A partir de la rentrée 2027, l’intelligence artificielle sera intégrée aux programmes de tous les élèves de seconde, a annoncé le gouvernement a l’occasion du salon Vivatech. La Société́ informatique de France (SIF) salue cette avancée dans l'école, mais estime qu’elle reste toutefois insuffisante. En conséquence, elle alerte sur trois conditions à remplir pour assurer son succès. Premier enjeu : pallier le manque d’enseignants en informatique. L’organisme rappelle qu’une petite centaine de professeurs certifiés ou agrégés, établissements publics et privés confondus, sont recrutés en moyenne chaque année depuis 2022. L’un des défis consiste dont donc à intégrer dans chaque lycée au moins un enseignant d’informatique avec un bagage complet pour que chaque élève puisse comprendre les fondements scientifiques de l’IA. Cela implique de mettre en adéquation le nombre de postes ouverts dans les concours d’enseignants d’informatique et le nombre de classes de seconde dans les lycées français, soit environ 19 000. De plus, la discipline IT évoluant sans cesse, il s’agira en outre d’offrir à tous ces enseignants, dans le cadre de leur formation continue, un complément de formation à l’IA : scientifique et technique pour qu’ils en maîtrisent les fondements, pratique et éthique pour qu’ils puissent en enseigner les usages.

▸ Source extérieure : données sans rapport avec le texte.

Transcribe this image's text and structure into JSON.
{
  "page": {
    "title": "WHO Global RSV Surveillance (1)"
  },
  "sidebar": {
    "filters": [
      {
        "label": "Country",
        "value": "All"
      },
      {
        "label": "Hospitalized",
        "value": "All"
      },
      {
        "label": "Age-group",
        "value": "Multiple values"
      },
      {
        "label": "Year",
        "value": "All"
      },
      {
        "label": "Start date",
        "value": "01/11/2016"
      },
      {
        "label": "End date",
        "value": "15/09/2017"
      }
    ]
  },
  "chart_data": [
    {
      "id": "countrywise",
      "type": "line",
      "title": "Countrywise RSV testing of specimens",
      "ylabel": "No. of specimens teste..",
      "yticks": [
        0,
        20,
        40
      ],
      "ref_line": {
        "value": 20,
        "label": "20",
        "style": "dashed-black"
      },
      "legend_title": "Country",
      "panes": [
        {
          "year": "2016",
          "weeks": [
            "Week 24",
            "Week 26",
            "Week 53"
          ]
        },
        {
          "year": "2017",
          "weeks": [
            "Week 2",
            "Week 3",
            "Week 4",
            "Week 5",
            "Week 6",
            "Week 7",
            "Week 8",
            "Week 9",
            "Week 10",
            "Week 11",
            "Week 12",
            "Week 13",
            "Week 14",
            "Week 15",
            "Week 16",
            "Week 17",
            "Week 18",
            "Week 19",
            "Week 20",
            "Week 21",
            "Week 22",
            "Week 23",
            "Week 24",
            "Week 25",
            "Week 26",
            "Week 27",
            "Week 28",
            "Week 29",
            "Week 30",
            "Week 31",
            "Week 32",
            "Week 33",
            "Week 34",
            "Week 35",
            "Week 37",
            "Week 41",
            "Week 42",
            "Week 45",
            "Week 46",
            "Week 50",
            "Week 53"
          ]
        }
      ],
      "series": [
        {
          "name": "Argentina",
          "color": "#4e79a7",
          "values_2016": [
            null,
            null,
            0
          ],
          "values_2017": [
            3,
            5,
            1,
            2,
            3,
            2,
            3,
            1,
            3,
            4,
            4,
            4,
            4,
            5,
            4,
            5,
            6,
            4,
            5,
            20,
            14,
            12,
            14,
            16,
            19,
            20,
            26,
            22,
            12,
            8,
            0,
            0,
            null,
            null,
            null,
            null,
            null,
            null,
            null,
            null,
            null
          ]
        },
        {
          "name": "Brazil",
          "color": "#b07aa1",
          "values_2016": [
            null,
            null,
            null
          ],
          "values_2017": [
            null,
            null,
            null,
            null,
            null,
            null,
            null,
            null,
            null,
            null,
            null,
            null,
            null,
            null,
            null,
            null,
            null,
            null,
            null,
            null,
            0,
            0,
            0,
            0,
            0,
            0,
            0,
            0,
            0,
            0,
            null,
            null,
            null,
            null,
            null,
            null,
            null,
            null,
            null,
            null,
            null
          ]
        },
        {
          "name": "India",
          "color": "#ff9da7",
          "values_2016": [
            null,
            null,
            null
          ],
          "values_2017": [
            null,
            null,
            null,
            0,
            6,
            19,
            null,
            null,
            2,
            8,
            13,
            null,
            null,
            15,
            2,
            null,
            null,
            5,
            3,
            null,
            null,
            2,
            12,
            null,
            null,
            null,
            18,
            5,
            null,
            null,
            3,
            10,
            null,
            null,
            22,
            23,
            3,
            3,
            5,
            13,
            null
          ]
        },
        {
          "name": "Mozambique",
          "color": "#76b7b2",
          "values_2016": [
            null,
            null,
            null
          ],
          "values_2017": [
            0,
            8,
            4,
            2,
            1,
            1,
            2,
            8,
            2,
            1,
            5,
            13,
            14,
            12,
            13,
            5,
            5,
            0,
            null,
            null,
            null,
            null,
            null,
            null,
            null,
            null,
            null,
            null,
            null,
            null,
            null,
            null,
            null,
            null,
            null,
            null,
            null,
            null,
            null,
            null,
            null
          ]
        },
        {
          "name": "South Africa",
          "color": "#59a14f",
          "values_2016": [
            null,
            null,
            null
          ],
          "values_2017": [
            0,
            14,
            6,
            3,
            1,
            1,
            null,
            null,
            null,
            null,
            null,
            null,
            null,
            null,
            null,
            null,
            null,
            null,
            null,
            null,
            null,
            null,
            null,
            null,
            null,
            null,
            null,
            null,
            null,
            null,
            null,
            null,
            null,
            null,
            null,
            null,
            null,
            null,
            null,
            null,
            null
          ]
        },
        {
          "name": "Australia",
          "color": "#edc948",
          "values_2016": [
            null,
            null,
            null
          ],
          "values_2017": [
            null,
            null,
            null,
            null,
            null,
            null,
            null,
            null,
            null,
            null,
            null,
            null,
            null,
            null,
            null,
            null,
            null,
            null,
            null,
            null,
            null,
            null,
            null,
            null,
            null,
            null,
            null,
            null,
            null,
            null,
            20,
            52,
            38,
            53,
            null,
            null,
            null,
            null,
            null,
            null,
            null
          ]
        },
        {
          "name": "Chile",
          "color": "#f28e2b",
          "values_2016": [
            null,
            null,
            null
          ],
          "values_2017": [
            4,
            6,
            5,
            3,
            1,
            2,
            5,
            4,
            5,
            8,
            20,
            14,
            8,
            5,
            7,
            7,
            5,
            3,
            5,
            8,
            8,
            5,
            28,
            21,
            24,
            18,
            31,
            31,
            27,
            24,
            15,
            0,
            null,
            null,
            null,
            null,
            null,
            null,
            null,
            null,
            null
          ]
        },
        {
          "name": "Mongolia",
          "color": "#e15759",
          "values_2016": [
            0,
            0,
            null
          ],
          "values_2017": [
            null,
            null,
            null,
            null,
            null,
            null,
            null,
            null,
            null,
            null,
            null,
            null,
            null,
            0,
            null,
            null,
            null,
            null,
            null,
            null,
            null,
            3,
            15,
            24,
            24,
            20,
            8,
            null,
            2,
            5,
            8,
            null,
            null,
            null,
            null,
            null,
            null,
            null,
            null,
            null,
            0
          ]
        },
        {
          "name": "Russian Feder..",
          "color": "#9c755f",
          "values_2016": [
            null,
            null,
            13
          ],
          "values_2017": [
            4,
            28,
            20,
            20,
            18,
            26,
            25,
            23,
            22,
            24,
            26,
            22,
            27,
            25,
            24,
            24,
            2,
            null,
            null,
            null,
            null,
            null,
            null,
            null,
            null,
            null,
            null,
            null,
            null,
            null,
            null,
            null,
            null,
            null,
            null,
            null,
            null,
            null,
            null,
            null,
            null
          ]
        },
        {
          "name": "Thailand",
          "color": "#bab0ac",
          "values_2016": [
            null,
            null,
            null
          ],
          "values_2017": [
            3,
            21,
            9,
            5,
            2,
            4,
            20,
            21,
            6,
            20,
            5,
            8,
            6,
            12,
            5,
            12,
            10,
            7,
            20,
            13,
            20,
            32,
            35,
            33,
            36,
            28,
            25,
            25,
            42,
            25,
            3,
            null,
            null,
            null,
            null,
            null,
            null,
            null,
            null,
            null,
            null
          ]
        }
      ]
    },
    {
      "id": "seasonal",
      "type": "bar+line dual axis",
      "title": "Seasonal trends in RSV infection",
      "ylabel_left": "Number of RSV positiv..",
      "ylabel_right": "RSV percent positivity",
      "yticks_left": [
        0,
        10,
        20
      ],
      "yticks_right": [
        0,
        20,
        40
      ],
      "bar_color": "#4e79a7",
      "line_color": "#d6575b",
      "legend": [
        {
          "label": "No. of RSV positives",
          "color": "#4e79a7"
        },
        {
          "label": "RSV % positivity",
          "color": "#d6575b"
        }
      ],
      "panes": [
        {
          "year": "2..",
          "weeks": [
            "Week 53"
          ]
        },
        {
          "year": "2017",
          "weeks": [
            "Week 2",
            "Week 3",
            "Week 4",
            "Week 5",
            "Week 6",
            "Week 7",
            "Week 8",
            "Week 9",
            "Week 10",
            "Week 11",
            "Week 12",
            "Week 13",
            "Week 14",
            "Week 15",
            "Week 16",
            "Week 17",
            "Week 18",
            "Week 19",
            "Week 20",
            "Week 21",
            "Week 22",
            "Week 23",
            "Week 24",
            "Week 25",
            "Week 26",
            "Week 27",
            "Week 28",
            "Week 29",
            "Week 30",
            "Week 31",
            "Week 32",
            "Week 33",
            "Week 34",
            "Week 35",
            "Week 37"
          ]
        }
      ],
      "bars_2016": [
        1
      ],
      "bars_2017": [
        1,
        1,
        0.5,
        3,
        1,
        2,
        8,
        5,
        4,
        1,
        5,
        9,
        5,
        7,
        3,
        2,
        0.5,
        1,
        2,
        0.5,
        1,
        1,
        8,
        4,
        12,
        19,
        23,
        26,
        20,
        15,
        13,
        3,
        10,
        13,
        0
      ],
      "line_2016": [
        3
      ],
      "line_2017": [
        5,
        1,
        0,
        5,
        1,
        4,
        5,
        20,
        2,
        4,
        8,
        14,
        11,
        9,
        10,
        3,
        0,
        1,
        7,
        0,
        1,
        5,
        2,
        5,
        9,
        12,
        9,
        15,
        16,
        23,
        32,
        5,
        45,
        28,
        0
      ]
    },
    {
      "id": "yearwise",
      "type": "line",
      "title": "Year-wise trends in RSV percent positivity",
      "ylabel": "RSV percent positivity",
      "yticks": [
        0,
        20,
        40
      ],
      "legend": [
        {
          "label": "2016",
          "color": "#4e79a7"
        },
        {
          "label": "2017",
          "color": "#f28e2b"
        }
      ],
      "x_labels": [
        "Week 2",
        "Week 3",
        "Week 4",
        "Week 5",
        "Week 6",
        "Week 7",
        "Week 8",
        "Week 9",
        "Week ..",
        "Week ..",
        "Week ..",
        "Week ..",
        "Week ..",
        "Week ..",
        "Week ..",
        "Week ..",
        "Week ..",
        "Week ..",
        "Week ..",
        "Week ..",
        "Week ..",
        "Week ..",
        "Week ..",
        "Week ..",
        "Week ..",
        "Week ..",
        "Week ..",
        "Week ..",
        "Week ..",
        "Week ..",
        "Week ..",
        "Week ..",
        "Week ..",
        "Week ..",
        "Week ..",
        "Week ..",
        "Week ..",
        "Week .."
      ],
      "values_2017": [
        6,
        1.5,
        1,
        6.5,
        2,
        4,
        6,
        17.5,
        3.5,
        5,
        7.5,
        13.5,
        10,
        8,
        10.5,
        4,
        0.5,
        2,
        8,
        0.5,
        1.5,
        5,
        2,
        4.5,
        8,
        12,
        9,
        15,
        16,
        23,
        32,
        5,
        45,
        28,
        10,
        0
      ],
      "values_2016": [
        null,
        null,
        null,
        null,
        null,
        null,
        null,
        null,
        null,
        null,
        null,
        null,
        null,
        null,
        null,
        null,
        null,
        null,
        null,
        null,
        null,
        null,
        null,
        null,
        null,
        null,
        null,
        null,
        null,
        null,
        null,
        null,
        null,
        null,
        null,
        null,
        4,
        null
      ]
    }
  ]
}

Seconde recommandation : fournir à ces enseignants un programme à la hauteur de l’objectif affiché. La SFI estime que c’est aux pouvoirs publics d’en définir les lignes indispensables pour pouvoir enseigner l’IA avec une mise en perspective au travers des usages des élèves pour leur permettre d’acquérir des compétences opérationnelles. Une sensibilisation aux enjeux environnementaux, éthiques et d’autonomie s’avère tout autant incontournable. Le troisième défi selon la SIF – comme c’est le cas pour le français et pour les mathématiques – est de conférer à l’enseignement de l’informatique et de l’IA un statut de bien culturel commun. Comment ? En offrant à tous les élèves un enseignement scientifique citoyen des technologies en première et en terminale soit via la création d’options, soit en restructurant le tronc commun pour les intégrer.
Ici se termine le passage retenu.